Reasons Behind the Market Decline
What led to the bloodbath?
The significant drop in the stock market can be attributed to several factors, including ongoing tensions in West Asia, rising crude oil prices, and persistent foreign institutional investor (FII) outflows. The conflict in Iran has now entered its fifth week, exacerbating the crisis in the Middle East. The blockage of the Strait of Hormuz has caused Brent crude prices to rise by 3% to $115.98 per barrel, marking a 60% increase for the month. Meanwhile, US crude prices also climbed by 3% to $102.52, reflecting a 53% monthly rise.
Banking stocks faced significant declines, contributing to the overall market downturn. Financial institutions, including private and PSU banks, saw a drop of 2% to 2.5%. This decline was influenced by the Reserve Bank of India's recent decision to tighten position limits on onshore exposure, which raised concerns among bankers about potential disorderly unwinding of positions and associated losses.

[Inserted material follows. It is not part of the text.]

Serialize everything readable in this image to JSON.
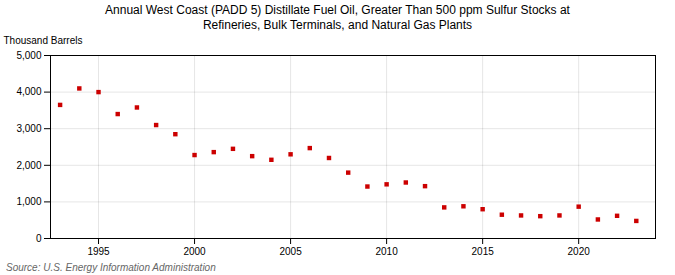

On Friday, the Reserve Bank of India mandated that banks must limit their net open rupee positions in the foreign exchange market to $100 million by the end of each business day, with compliance required by April 10. Additionally, foreign investors continued to sell off their holdings, with provisional data indicating that they offloaded shares worth Rs 4,367 crore.
The weakening of the rupee also weighed heavily on the stock market, as it crossed the 95 per dollar threshold for the first time on March 30, closing at 95.2 per dollar, down 0.3% for the day. The rupee has depreciated by 4.4% against the US dollar in the March quarter.